I get out of the leather chair for the last time and follow the boy’s pointed finger, crawling to the package, my energy gone, and methodically tear the paper. It is lined with gold so delicately carved it looks like the lace my mother wears around her neck. Little dots of diamond line the rectangle. The surface shimmers. It is a reflective mirror.
The smell is stiff. There is no taste.
I’ve made a habit of keeping away from mirrors. Every time I notice my reflection, I only see an empty, blank surface. I am an empty vessel, absorbing those around me.

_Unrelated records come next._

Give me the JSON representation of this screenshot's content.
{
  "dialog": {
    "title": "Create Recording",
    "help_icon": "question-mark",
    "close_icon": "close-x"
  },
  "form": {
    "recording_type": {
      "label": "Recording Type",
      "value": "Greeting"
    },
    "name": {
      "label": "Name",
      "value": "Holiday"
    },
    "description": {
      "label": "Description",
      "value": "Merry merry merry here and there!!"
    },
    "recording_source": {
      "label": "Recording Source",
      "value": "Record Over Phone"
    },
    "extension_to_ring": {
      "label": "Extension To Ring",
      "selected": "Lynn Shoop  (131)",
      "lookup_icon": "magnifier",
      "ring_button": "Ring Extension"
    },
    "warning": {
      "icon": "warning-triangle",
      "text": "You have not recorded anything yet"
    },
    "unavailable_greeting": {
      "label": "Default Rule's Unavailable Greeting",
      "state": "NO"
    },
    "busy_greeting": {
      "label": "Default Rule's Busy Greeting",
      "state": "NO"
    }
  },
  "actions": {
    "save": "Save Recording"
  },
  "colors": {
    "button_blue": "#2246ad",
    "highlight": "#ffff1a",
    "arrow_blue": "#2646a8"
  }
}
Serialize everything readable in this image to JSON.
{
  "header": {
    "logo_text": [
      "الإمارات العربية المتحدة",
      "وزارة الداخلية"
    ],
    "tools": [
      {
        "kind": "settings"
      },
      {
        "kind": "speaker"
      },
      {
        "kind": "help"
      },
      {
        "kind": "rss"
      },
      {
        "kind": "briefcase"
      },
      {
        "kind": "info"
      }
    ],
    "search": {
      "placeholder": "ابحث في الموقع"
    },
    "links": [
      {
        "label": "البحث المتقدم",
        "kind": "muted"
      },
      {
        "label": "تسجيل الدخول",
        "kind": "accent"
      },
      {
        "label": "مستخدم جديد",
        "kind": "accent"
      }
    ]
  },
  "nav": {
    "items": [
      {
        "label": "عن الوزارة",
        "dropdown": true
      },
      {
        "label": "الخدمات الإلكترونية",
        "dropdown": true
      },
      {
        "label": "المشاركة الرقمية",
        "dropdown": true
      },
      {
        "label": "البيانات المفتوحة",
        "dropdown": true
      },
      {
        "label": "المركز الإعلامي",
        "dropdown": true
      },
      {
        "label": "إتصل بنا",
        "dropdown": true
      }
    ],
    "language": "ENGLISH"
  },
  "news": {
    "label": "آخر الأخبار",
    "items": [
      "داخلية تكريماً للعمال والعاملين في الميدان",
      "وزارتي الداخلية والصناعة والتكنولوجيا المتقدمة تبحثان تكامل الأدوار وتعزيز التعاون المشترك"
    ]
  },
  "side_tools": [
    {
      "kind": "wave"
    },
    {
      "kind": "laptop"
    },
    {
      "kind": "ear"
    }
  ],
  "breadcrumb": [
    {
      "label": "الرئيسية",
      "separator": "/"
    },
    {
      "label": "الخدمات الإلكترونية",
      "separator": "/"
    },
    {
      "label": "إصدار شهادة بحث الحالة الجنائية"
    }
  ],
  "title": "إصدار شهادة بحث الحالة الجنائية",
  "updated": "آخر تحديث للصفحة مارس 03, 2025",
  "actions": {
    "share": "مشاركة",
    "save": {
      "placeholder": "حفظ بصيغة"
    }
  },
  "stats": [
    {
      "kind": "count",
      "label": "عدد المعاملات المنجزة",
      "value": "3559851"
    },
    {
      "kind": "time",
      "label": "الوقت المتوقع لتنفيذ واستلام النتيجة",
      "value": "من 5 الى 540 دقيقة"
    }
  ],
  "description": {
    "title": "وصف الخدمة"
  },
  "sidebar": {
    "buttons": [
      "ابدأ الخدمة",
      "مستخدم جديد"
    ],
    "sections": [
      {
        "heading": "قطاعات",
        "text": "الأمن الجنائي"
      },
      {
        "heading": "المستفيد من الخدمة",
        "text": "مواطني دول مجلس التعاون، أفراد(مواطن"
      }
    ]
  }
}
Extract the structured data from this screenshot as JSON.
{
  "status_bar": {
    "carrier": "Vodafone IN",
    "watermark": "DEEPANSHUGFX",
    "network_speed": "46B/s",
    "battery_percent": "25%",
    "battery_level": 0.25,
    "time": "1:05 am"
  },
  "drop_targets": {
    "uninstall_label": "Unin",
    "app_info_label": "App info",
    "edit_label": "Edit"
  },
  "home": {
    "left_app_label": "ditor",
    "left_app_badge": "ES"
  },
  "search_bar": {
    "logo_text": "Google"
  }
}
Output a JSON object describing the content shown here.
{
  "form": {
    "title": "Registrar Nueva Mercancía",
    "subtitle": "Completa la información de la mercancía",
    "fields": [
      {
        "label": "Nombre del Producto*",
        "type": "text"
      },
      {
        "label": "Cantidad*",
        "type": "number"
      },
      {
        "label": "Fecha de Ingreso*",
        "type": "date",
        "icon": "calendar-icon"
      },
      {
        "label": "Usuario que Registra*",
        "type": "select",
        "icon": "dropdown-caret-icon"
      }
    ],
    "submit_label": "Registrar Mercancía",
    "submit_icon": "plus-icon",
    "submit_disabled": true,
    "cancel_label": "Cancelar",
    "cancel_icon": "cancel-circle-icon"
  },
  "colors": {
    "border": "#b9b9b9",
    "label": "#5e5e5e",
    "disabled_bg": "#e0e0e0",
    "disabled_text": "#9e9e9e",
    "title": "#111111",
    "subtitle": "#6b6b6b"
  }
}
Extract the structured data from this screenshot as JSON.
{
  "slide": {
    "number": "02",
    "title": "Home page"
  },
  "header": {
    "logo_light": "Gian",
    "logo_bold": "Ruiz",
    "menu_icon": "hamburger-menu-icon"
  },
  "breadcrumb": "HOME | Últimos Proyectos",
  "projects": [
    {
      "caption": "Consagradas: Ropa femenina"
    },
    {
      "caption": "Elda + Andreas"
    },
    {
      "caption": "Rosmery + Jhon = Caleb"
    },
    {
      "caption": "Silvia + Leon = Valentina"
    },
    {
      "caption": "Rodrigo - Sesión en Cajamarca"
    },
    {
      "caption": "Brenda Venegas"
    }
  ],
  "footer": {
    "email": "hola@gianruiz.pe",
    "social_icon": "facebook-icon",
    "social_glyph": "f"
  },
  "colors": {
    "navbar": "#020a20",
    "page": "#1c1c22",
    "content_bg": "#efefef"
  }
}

I peer into the reflective mirror. At first I just see only a face covered with black soot. But as I peal away the grim, I begin to sink. I begin to melt. Because as I feverously tear at my skin, I find
I have the face of the young boy.
I have become the young boy.
I become the person I see.
I become the person I see. No more. No less. I am your mirror. A perfect reflection of the face, an embodiment of the person. If only my hand were poised to paint, I could relay the beauty of a flower with exactness; an artist’s dream in a subjective world. If I should be the one to decide, there would be no war, for I could see the truth in all, and I would be the eyes for society. But instead, they keep me locked in a grey cell, torturing me with the painful truth that the world is not black and white, and the enemy is not always bad, and the prisoners have nothing to hide. They’re civilians. I know because I’ve been them, worn their face and let their emotions run through me. But, alas, I am not ruler of the world because I see no more, no less, and the world is run on dreams and maybes, ideologies and spontaneities, and I, I destroy it all.